De acordo com a Lei de Moore – que adotou o apelido do seu autor,
Gordon Moore, cofundador da Intel –, a capacidade dos microprocessadores
duplica a cada 18 meses. Este aumento exponencial explica porque é que o
smartphone no seu bolso tem muito mais capacidades do que os
computadores que, na década de 60 do século XX, chegavam a ocupar salas
inteiras.
Mas este crescimento veloz das capacidades não está apenas confinado
aos microprocessadores. Ocorre em todo o tipo de tecnologia, desde a
largura de banda da Internet até às quantidades de dados armazenados.
Tudo parece indicar que a tecnologia não se limita a progredir calmamente;
estamos perante um progresso em aceleração. O progresso gera mais
progresso.
Hoje em dia, os computadores ajudam a criar computadores com uma
necessidade cada vez menor de interação humana. Isto levou a que tenha
surgido alguma preocupação com a questão da “singularidade”, uma
matéria que está presente tanto nos maiores sonhos como nos maiores
pesadelos. A singularidade, neste caso, representa o ponto em que a
inteligência artificial se tornará mais inteligente do que o maior génio da
humanidade. Nesse momento da História, estaremos perante dois cenários
possíveis, sendo que cada indivíduo se orienta para um deles consoante a
sua tendência para o otimismo ou para o pessimismo. Ou nos fundimos e
evoluímos com essa tecnologia, transformando-nos em cyborgs felizes e
imortais; ou os nossos robôs com autoconsciência, as nossas torradeiras e os
nossos computadores portáteis vão subjugar-nos, tornando os humanos
escravos ou comendo-os ao pequeno-almoço.

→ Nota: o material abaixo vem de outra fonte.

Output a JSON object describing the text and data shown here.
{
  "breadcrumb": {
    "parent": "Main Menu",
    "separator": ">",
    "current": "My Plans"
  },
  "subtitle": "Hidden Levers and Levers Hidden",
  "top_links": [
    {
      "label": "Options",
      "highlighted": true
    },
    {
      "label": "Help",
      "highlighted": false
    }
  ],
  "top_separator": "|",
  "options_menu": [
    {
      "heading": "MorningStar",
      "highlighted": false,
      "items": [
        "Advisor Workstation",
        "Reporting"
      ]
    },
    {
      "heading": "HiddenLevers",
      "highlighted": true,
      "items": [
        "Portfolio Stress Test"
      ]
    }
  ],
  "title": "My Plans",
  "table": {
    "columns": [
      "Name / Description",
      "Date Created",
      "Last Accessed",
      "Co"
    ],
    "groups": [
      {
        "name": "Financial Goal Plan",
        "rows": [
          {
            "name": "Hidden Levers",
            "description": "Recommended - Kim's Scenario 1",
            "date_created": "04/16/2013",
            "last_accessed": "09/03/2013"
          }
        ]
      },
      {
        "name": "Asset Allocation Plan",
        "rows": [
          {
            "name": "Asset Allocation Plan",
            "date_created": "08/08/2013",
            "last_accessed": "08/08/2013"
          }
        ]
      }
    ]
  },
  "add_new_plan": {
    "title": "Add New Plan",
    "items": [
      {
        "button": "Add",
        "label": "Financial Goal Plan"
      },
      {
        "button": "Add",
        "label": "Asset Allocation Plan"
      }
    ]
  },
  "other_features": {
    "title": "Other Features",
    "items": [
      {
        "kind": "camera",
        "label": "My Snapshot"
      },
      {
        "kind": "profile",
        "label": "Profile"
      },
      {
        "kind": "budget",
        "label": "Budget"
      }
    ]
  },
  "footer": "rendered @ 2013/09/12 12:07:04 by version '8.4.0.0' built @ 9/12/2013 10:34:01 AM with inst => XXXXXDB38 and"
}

Alguém pode prever qual dos dois cenários irá acontecer?
No entanto, estamos a caminhar numa dessas direções. De acordo com o
mundialmente famoso inventor e futurista Ray Kurzweil, aproximamo-nos
da singularidade tecnológica. Para realçar este ponto de vista, Kurzweil
escreveu o best-seller intitulado, pois claro, The Singularity Is Near (A
Singularidade está Próxima).
No início do nosso século, Kurzweil defendeu que “não vamos ter 100
anos de progresso durante o século XXI; vai ser qualquer coisa como 20 mil
anos de progresso (e isto tendo em conta o nosso nível atual)”. Convém
dizer que Kurzweil não é um excêntrico, sob o efeito de erva, que assistiu a
demasiados filmes de ficção científica. As previsões que tem feito
costumam revelar-se verdadeiras. Por exemplo, em 1990 previu que até ao
final da década um computador conseguiria vencer o campeão mundial de
xadrez. As pessoas riram-se da profecia. Mas, em 1997, o melhor xadrezista
do mundo, Garry Kasparov, foi derrotado pelo computador Deep Blue, da
IBM.
E pensem no que aconteceu nestas primeiras décadas do século XXI.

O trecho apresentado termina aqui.